Et puis, patatra, il aura fallu qu’il le fasse ! Il
aura fallu qu’il utilise le pouvoir de diriger la nation
que nous lui avions donné pour perpétrer un
acte strictement personnel, pour frapper là où c’était
non seulement injustifié, mais aussi totalement inutile.
Si, encore, il avait fait virer l’un de ces journalistes
des chaines publiques qui osent se présenter sur le
plateau sans même le respect qui consiste à mettre
une cravate et qui utilisent à des fins politiciennes
l’audience dont ils disposent, j’aurais pu éventuellement
comprendre ; mais s’attaquer à PPDA… pourquoi
?? Ce dernier peut certes agacer, mais il n’a jamais été très
caustique. Alors, là, non, je ne comprends plus.
Il est un fait que la presse, dans sa quasi-totalité,
a une sensibilité plutôt agressive par rapport
aux gouvernements de droite. Sans doute imagine-t-elle qu’elle
a plus à craindre de ce côté. Mais alors,
pourquoi lui donne–t-il raison ?? Pourquoi s’attaque-t-il à un
personnage attachant et plutôt raisonnable, plutôt
qu’à ces journalistes partisans qui, depuis
plus de 20 ans, nous répètent les mêmes
slogans gauchistes. Crime de lèse-majesté ??
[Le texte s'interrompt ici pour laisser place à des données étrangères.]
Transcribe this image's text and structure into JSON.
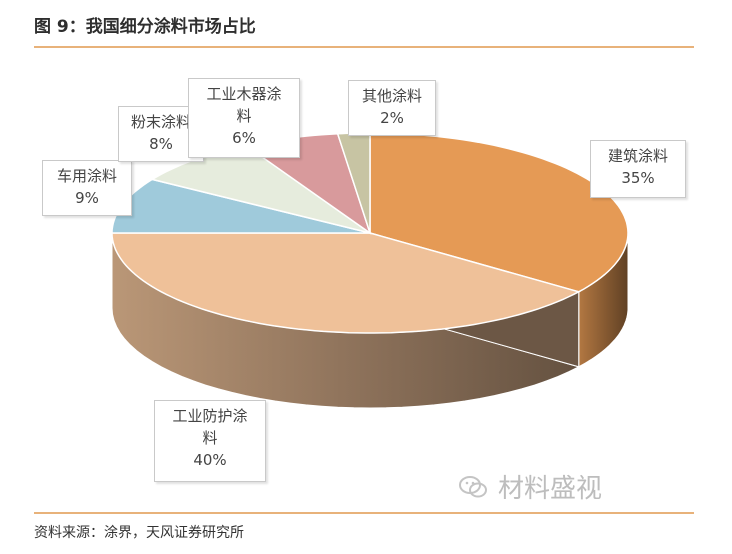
{
  "figure": {
    "title": "图 9：我国细分涂料市场占比",
    "source": "资料来源：涂界，天风证券研究所",
    "watermark": "材料盛视"
  },
  "chart_data": {
    "type": "pie",
    "title": "",
    "slices": [
      {
        "name": "建筑涂料",
        "value": 35,
        "label": "35%",
        "color": "#e59a55"
      },
      {
        "name": "工业防护涂料",
        "value": 40,
        "label": "40%",
        "color": "#efc199"
      },
      {
        "name": "车用涂料",
        "value": 9,
        "label": "9%",
        "color": "#9fcadb"
      },
      {
        "name": "粉末涂料",
        "value": 8,
        "label": "8%",
        "color": "#e6ecdd"
      },
      {
        "name": "工业木器涂料",
        "value": 6,
        "label": "6%",
        "color": "#d89a9c"
      },
      {
        "name": "其他涂料",
        "value": 2,
        "label": "2%",
        "color": "#c7c4a3"
      }
    ]
  },
  "callouts": [
    {
      "line1": "建筑涂料",
      "line2": "35%"
    },
    {
      "line1": "工业防护涂",
      "line2": "料",
      "line3": "40%"
    },
    {
      "line1": "车用涂料",
      "line2": "9%"
    },
    {
      "line1": "粉末涂料",
      "line2": "8%"
    },
    {
      "line1": "工业木器涂",
      "line2": "料",
      "line3": "6%"
    },
    {
      "line1": "其他涂料",
      "line2": "2%"
    }
  ]
}
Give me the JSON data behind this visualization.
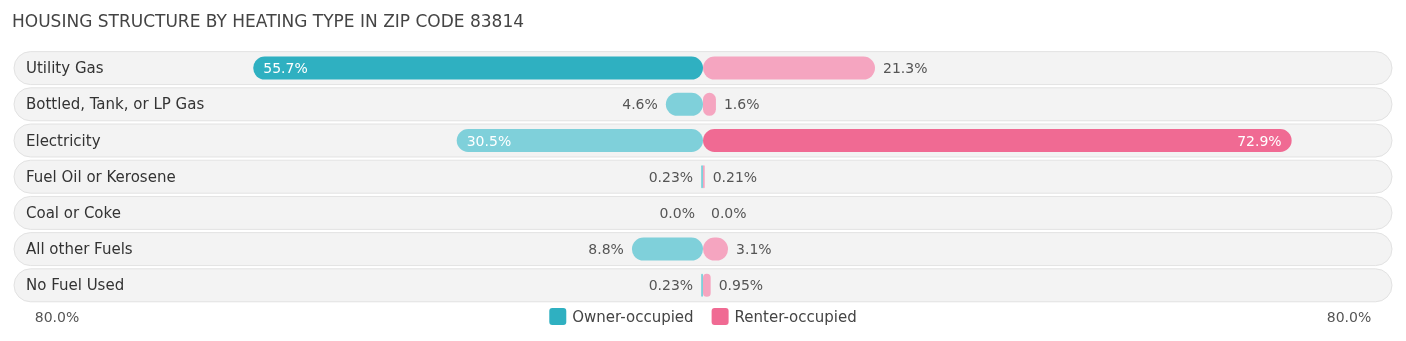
{
  "chart_data": {
    "type": "bar",
    "orientation": "horizontal",
    "title": "HOUSING STRUCTURE BY HEATING TYPE IN ZIP CODE 83814",
    "categories": [
      "Utility Gas",
      "Bottled, Tank, or LP Gas",
      "Electricity",
      "Fuel Oil or Kerosene",
      "Coal or Coke",
      "All other Fuels",
      "No Fuel Used"
    ],
    "series": [
      {
        "name": "Owner-occupied",
        "color": "#2fb0c1",
        "colors": [
          "#2fb0c1",
          "#7fd0da",
          "#7fd0da",
          "#7fd0da",
          "#7fd0da",
          "#7fd0da",
          "#7fd0da"
        ],
        "values": [
          -55.7,
          -4.6,
          -30.5,
          -0.23,
          0.0,
          -8.8,
          -0.23
        ]
      },
      {
        "name": "Renter-occupied",
        "color": "#f06a93",
        "colors": [
          "#f5a5c0",
          "#f5a5c0",
          "#f06a93",
          "#f5a5c0",
          "#f5a5c0",
          "#f5a5c0",
          "#f5a5c0"
        ],
        "values": [
          21.3,
          1.6,
          72.9,
          0.21,
          0.0,
          3.1,
          0.95
        ]
      }
    ],
    "value_labels": [
      [
        "55.7%",
        "4.6%",
        "30.5%",
        "0.23%",
        "0.0%",
        "8.8%",
        "0.23%"
      ],
      [
        "21.3%",
        "1.6%",
        "72.9%",
        "0.21%",
        "0.0%",
        "3.1%",
        "0.95%"
      ]
    ],
    "xlim": [
      -80,
      80
    ],
    "xticks": [
      {
        "value": -80,
        "label": "80.0%"
      },
      {
        "value": 80,
        "label": "80.0%"
      }
    ],
    "stacked": true,
    "legend": "bottom"
  }
}
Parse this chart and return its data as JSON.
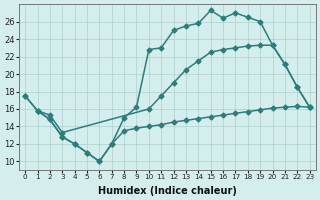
{
  "xlabel": "Humidex (Indice chaleur)",
  "x": [
    0,
    1,
    2,
    3,
    4,
    5,
    6,
    7,
    8,
    9,
    10,
    11,
    12,
    13,
    14,
    15,
    16,
    17,
    18,
    19,
    20,
    21,
    22,
    23
  ],
  "line_low": [
    17.5,
    15.8,
    14.8,
    12.8,
    12.0,
    11.0,
    10.0,
    12.0,
    13.5,
    13.8,
    14.0,
    14.2,
    14.5,
    14.7,
    14.9,
    15.1,
    15.3,
    15.5,
    15.7,
    15.9,
    16.1,
    16.2,
    16.3,
    16.2
  ],
  "line_mid": [
    null,
    15.8,
    15.3,
    13.3,
    null,
    null,
    null,
    null,
    null,
    null,
    16.0,
    17.5,
    19.0,
    20.5,
    21.5,
    22.5,
    22.8,
    23.0,
    23.2,
    23.3,
    23.3,
    21.1,
    18.5,
    16.2
  ],
  "line_high": [
    17.5,
    15.8,
    14.8,
    12.8,
    12.0,
    11.0,
    10.0,
    12.0,
    15.0,
    16.2,
    22.8,
    23.0,
    25.0,
    25.5,
    25.8,
    27.3,
    26.4,
    27.0,
    26.5,
    26.0,
    23.3,
    21.1,
    18.5,
    16.2
  ],
  "color": "#2d7d7d",
  "bg_color": "#d4eeed",
  "ylim": [
    9,
    28
  ],
  "yticks": [
    10,
    12,
    14,
    16,
    18,
    20,
    22,
    24,
    26
  ],
  "grid_color": "#aed0cc",
  "markersize": 2.5,
  "linewidth": 1.1
}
Il avait raison PPDA ; c’était plutôt
sympathique, pour un Président de la République
Française, d’avoir gardé une âme
de jeune garçon ! Ca nous changeait des poncifs Mittérandiens
et de l’apathie Chiraquienne ; ça donnait un
coup de jeune à une classe politique pour laquelle
nous n’avions plus beaucoup de respect ; bref, c’était
plutôt bien l’excitation permanente de celui
qu’il a comparé à un jeune garçon …
Pourquoi en a-t-il pris ombrage ?? Le pouvoir détruirait-il
tout sens de l’humour ??
Du coup, le peu de lumière entrevue disparaît
et laisse voir l’avenir plus sombre. Alors qu’on
commençait à y croire, les réformes à peine
démarrées montrent soudainement leurs limites
et puis … tout ressort : l’arrogance qu’on
croyait oubliée, le rapport Attali passé aux
oubliettes, le côté m’as-tu vu, l’omniprésence,
etc …
Pendant ce temps la dette publique, dont personne ne parlait
plus, fait de nouveau des siennes. Le ministère des
finances annonce fort discrètement que son poids dans
les comptes de la nation est passé à 1 209
milliards d’euros en 2007 : soit 63,9% du PIB contre
63,6% en 2006.
Et "on" nous dit que la France avance…
Désolé, Monsieur le Président, mais
dans ces conditions j’aurais, moi aussi, plutôt
tendance à vous appeler désormais Sarko. Le
respect, ça se mérite et pour être respecté,
il faut se garder de toute action non respectable.